11. Pourquoi faire une donation à ses enfants de son vivant ?

Si vous avez des biens, il est préférable de faire une donation de votre vivant à vos enfants. Cela vous permettra de transmettre votre patrimoine au fil du temps tout en conservant les moyens de garantir votre indépendance financière.

12. Comment se passe une donation de son vivant ?

Aucune valeur n'est requise pour faire une donation. La donation de son vivant consiste à transférer la propriété de ce bien à un donataire qui doit l'accepter. Attention : vous ne pouvez pas tout donner : une partie de votre patrimoine est, dans tous les cas, réservée aux héritiers légaux.

13. Quel intérêt de faire une donation de son vivant ?

La donation est avantageuse : elle permet d'anticiper la transmission du patrimoine qui a lieu en principe lors de la succession. Certains types de donation donnent lieu à des abattements fiscaux : la donation de son vivant ou le don familial dans le cadre de la loi TEPA succession.

14. Quel avantage de faire une donation de son vivant ?

L'avantage de ce système est de permettre à l'héritier de réduire les frais de succession en bénéficiant d'abattements fiscaux. Les biens immobiliers sont souvent concernés par la donation en démembrement, mais il peut aussi s'agir de valeurs mobilières (des actions, des parts de société…).

15. Quand Faut-il faire une donation de son vivant ?

Lorsque le donateur n'a pas de descendance (enfants, petits-enfants…), il peut donner à chacun de ses neveux ou nièces une somme d'argent de 31.865 euros. Cela est possible tous les 15 ans, sans qu'ils aient à payer de droits de donation.4 avr. 2024

16. Quel sport est le plus facile à parier ?

Le tennis.
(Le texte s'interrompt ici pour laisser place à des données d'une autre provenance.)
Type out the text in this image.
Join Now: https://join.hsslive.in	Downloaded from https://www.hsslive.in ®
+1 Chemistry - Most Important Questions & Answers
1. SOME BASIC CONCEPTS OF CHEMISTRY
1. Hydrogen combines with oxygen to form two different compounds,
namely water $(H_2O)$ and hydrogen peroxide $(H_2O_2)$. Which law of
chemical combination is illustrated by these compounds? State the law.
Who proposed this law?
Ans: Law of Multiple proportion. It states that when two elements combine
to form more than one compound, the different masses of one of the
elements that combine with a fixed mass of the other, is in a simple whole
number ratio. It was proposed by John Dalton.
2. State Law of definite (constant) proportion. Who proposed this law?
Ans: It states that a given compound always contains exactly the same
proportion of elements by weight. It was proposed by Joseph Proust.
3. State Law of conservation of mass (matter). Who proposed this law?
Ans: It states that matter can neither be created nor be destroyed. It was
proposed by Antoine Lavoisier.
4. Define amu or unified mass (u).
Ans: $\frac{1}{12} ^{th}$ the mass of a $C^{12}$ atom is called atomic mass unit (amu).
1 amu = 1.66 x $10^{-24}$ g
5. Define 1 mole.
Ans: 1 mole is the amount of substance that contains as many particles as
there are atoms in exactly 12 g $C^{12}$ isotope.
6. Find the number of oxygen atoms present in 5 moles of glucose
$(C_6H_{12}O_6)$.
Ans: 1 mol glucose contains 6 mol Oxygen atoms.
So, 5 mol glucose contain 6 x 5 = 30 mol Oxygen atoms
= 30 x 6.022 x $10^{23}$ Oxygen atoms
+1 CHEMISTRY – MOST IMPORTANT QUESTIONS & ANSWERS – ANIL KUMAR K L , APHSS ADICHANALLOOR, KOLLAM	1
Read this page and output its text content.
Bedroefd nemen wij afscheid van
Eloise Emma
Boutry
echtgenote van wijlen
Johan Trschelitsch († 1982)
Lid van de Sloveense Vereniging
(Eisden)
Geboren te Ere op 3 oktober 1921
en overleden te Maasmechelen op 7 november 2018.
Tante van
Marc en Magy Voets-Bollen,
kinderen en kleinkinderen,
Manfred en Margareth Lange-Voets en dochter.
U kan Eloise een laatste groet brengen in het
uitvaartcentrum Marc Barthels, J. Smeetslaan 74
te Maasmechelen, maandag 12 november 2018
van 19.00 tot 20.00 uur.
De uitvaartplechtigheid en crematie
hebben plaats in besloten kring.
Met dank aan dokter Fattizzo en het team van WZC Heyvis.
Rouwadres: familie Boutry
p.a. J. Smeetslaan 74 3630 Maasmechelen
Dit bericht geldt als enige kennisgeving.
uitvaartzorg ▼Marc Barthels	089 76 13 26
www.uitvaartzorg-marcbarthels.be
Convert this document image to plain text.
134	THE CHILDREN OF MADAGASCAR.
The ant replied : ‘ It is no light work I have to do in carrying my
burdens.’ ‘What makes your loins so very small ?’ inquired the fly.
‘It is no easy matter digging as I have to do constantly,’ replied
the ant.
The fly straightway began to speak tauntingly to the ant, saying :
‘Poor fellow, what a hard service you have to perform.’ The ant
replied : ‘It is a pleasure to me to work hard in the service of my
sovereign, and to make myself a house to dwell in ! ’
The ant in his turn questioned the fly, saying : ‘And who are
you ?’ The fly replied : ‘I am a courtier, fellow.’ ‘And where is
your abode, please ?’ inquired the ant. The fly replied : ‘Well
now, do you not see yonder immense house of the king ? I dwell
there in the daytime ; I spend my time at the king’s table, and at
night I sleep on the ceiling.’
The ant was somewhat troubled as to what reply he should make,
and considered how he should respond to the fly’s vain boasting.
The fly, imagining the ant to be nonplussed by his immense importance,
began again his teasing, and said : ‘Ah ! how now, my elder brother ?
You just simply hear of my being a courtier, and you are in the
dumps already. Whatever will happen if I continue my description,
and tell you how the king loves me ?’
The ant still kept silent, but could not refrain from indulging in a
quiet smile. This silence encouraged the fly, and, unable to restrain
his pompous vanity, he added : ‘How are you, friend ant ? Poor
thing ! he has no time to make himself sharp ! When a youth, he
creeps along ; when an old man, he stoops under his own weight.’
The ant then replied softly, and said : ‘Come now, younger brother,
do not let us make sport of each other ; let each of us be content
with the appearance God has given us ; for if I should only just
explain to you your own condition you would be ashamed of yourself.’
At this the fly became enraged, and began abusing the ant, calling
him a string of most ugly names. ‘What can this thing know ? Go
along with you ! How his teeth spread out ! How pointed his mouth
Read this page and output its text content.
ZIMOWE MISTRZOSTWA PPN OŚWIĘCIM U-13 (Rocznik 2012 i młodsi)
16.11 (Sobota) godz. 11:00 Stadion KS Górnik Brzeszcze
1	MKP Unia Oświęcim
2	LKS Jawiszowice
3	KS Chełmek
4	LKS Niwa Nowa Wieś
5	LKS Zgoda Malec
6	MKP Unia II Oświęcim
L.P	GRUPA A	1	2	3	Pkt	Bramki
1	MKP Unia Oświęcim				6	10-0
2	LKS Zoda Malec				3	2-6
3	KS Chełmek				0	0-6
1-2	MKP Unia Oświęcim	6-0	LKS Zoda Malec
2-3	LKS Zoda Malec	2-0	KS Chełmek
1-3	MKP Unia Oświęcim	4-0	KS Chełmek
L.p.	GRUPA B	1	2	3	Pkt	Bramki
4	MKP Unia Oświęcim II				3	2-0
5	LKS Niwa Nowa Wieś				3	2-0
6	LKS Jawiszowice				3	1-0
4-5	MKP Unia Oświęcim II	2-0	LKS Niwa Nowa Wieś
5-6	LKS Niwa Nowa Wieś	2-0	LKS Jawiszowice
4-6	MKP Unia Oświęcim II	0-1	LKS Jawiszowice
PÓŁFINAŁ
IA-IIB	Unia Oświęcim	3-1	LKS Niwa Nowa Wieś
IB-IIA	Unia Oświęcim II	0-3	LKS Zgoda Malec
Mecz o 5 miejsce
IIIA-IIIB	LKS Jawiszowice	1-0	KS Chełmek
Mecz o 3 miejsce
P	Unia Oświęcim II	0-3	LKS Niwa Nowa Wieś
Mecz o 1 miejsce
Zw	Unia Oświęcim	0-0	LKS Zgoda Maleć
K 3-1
Un sport plus facile à pronostiquer que les deux autres même s'il est nécessaire de connaître une série de critères avant de se lancer. Dans un premier temps, le classement ATP du joueur ne veut souvent rien dire. Au tennis, on ne change pas de place comme au football.

17. Comment 1xBet remboursé ?

S'il y a victoire de votre équipe, alors vous empochez votre gain. Si, par contre, il y a match nul avec score vierge de 0-0 en première mi-temps et qu'à la fin de la rencontre votre équipe perd son match, vous serez remboursé.